The identification of women who are at high risk of developing the disease, which typically means a 5-year breast cancer risk of 1.67% or higher, is key to chemopreven­tion of breast cancer. Traditionally, women are categorized as being high risk for breast cancer due to their family history. However, new developments in the ability to predict and modify breast cancer risk have been found. One example is mammographic density, which in terms of population attributable risk, accounts for more breast cancers than family history.2 Targeting women at high risk of developing breast cancer identified by biomarkers, such as breast density, atypical hyperplasia, or lobular carcinoma in situ, with a high population attributable risk,3 and offering them agents that reduce their risk of developing the disease are likely to lead the way in developing this approach to cancer prevention.

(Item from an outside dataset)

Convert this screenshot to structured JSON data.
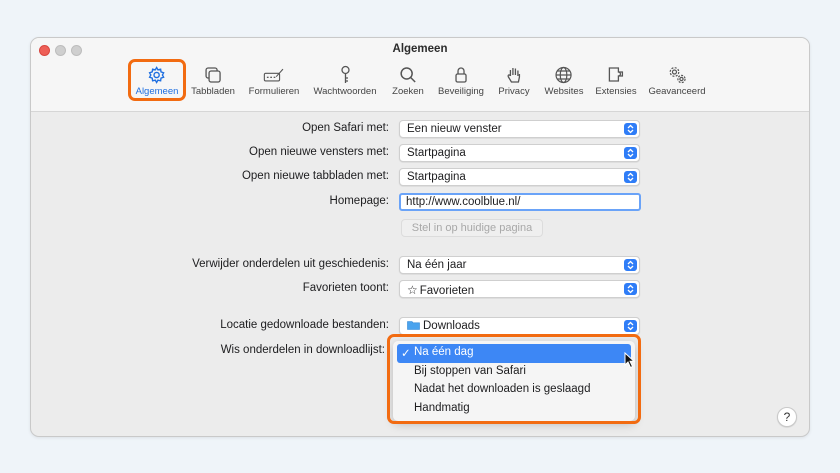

Chemoprevention is the use of drugs, vitamins, food supplements, vaccines, or other agents to try to reduce the risk, delay the development, or recurrence of cancer, and it is a promising strategy for cancer prevention.4 It is therefore crucial to identify as precisely as possible which types of breast cancers can be prevented by specific agents.

Here, a comprehensive review of breast cancer pre­vention approaches for women at high risk of developing the disease will be presented. Most will be dedicated to the discussion of selective estrogen receptor modulators (SERMs), of which tamoxifen is the most widely studied and has been used in the past few decades to treat breast cancer; and it has also been shown to reduce the incidence of invasive breast cancer. Furthermore, results have been reported on aromatase inhibitors (AIs) for breast cancer prevention in women at high risk of the disease, which will also be discussed in this overview.

Selective estrogen receptor modulators

SERMs are chemically diverse compounds with the capa­bility to bind to estrogen receptors (ERs). They have both selective agonist and antagonist abilities on a variety of organs, which contain ERs.